Well, I made it. Grieving the loss of our family pet while decreasing a couple of medications.

I’m still standing, and doing it very well. I believe I will have the strength to look inside myself when things seem to go a little wonky. I’m smart enough to know that I’m not perfect and that my mental status can be precarious so I have to be vigilant. I have to eat right and exercise my body as well as my mind. I need to reach out to those who are on my team, and most of all, rest when I need to.

I would like to say I’ve been busy, but mostly I’ve been “adult coloring”. Yes, I find it almost as relaxing as knitting. I have found that I color with whatever pencil I pick out of the pile of leftover colored pencils my kids brought home from school at the end of each year. I have some fancy colored pencils, but the Crayolas work just as well for me. I’ve even made mistakes that would drive me crazy but this exercise has kept me focused on what really matters. If I start in a pattern and stray off, my first instinct is to berate myself. Just as in life…..does it really matter? Will it matter in the big picture?

Crap. I’ve lived my life coloring outside the lines and berating myself for doing so. Now I can see which parts have made me who I am today. Some past shenanigans are not worthy of revisiting because I have learned what I needed and then let I them go. Not that I’m perfect and negative thoughts don’t sneak up on me but I’m onto them. I can choose to let the negative thoughts take over my mind, or I can move along to another topic.

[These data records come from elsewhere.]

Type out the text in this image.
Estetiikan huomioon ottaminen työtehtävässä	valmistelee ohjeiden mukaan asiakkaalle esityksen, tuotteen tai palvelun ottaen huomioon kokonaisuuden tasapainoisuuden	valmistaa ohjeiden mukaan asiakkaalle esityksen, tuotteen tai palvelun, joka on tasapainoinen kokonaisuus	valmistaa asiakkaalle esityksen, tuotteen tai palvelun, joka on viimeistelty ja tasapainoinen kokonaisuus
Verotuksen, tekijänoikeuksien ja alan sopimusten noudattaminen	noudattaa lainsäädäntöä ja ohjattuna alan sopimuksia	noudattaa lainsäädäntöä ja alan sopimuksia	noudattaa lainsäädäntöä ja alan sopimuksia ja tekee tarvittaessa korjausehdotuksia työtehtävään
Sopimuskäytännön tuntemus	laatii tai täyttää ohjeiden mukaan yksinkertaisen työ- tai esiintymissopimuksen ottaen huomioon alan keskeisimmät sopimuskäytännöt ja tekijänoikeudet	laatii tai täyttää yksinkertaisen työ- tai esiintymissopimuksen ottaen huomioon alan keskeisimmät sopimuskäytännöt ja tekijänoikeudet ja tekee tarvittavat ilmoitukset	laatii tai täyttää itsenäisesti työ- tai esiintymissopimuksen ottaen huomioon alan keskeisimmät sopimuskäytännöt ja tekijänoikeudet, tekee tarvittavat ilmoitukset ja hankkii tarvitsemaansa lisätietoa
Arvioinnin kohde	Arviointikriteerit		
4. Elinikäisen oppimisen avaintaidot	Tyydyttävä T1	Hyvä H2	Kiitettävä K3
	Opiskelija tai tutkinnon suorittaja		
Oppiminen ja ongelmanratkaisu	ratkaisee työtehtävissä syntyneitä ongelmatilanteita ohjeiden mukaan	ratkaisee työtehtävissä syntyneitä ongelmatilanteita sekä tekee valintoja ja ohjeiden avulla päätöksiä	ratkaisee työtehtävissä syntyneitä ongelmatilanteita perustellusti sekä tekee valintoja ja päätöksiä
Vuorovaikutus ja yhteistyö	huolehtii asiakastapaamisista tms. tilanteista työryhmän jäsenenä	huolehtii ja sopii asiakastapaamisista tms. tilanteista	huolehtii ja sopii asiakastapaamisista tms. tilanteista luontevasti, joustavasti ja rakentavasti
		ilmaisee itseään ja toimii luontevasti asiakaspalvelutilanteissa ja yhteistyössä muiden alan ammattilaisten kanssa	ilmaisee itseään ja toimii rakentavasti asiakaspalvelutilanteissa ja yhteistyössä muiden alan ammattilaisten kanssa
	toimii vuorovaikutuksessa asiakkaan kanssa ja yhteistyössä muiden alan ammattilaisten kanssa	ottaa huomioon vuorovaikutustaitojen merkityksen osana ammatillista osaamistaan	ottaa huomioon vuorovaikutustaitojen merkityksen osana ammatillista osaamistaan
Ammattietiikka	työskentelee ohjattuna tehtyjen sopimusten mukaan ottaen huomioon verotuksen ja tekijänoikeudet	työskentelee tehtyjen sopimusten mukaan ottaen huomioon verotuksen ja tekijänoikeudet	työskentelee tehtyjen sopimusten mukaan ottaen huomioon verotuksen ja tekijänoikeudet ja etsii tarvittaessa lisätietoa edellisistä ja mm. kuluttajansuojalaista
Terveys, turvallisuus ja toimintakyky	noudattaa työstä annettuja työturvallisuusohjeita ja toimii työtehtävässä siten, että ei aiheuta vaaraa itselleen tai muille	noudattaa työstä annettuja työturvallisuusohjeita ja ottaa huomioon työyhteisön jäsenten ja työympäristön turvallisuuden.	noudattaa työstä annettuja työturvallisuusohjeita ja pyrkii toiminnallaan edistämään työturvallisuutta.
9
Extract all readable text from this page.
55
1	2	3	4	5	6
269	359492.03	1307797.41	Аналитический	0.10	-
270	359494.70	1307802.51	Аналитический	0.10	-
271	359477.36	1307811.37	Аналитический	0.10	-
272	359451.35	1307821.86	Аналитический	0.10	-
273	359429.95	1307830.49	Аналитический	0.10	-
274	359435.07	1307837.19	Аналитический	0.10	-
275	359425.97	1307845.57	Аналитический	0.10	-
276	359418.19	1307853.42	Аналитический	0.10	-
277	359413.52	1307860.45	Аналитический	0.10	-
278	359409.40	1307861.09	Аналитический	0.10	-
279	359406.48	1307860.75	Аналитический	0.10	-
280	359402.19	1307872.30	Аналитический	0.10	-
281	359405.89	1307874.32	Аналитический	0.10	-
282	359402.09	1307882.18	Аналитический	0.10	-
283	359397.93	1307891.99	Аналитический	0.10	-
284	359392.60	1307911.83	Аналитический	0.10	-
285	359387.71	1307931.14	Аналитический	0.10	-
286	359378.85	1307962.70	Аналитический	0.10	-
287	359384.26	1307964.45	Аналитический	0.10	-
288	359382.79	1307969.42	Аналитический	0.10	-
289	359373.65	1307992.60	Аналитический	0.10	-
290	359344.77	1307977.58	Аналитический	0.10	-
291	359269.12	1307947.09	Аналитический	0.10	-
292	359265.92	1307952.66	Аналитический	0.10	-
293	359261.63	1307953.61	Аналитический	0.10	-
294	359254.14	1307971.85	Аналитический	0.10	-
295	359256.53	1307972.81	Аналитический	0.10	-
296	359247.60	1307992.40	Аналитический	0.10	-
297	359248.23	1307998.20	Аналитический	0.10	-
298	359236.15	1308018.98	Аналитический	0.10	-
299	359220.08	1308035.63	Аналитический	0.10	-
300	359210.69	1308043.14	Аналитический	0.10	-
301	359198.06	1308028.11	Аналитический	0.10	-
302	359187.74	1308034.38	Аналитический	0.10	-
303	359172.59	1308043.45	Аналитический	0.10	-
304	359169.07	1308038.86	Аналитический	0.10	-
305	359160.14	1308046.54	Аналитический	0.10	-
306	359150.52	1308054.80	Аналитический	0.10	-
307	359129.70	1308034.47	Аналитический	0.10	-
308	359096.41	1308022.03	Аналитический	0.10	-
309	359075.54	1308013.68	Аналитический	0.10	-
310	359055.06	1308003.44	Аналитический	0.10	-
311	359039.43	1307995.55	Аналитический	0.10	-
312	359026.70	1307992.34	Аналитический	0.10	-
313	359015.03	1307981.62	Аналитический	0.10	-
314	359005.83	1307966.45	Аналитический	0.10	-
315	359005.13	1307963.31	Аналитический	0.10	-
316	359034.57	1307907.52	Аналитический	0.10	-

It gets easier and easier to work on blocking negative thinking.

Through all this, some of the things I’ve found made me smile:

  • We’re finally working on reinforcing the deck. I’m going to get my sanctuary back. It’s been slow going because it has been h-o-t here.
  • Couldn’t find one of my cats and later found that I shut him in the pantry.
  • The pain I was feeling in my mouth was a fractured tooth. The dentist pulled it. While I’m not completely pain free, I can feel it diminishing so that I can smile…all snaggly toothed. Naw, just kidding. The tooth is a chomper and nobody can see it. Soon I will get an implant. The big thing is that the pain is going away.
  • color

I hope you find something to make you smile today.